When we invest in the market, we have to keep in mind that the market is uncertain. If you think you will invest for two to six months and make money and not lose anything, it is a fallacy. So anybody who comes in the market, he should be okay to take 10-20 per cent loss before start making money. If one invests in the equity market for at least three years, he/she can never go wrong in the Indian market.
Systematic changes like GST and DBT brings multiyear changes in the economy. Buying a quality mutual fund or equity instrument will fetch you at least 15 per cent y-o-y. So if you invest Rs 100 now it would become Rs 200 in five years.

Mid-cap and small-cap stocks haven’t performed well in the recent rally. Should an investor put his money in these stocks?
Last year mid-caps had rallied. This year few things could have happened such as high volatility leading to price correction and time correction. What really happened in the first six months is that the risk of trade played out. What happens in the risk of trade is that you want to play in liquid names, remain safe by investing in RIL, TCS etc whereas you sell unsecured stocks such ICICI, Tata Motors etc. What happened in the last 6-8 months is that the safe stocks have become very expensive and others lost their value.
Things will change in the next one-two month and people will start focusing on them as there is a lot of opportunity.

Which sectors do you think will outperform others?
Consumption oriented sectors will do very well. FMCG and automobile will do well.  Real estate sector has also started showing signs of revival.  Real estate volume and not prices (in the short run) are expected to go up which will increase the firm’s profitability. Weak players because of RERA Act are moving away and the players with strong balance sheet will become stronger. It will be very difficult for Jaypee, Unitech to bounce back whereas Lodha, DLF, Oberio Realty would do well.

What is you view on the bond market?
 I don’t think it will downgrade from the current levels. Whatever bad was to happen has already happened. Crude prices are up, liquidity in system decreased, currency down, inflation up.

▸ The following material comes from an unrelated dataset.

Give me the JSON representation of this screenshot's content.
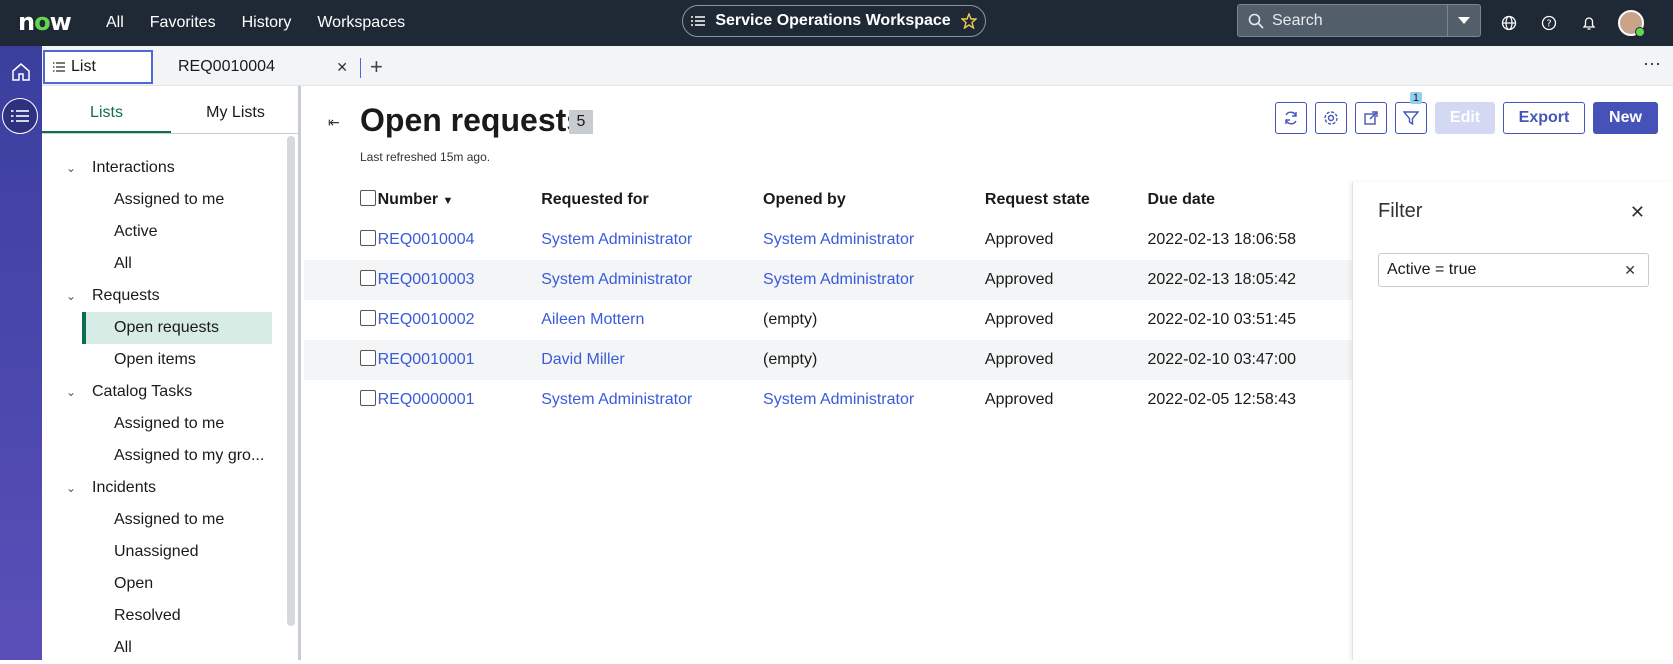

Between equity and debt, what should be the ideal portfolio mix?
The call should be made after considering one’s age and risk profile. If you are young, the greater should be your allocation towards risk i.e equity. As you grow older, your allocation towards debt should start growing. Till you are 40 years old, 50-80 per cent of your money should be in equity for a long term. One can expect 15 per cent compounded return in equities (risk factor associated) while debts can give a return of 5-10 per cent if you remain invested for at least 10 years.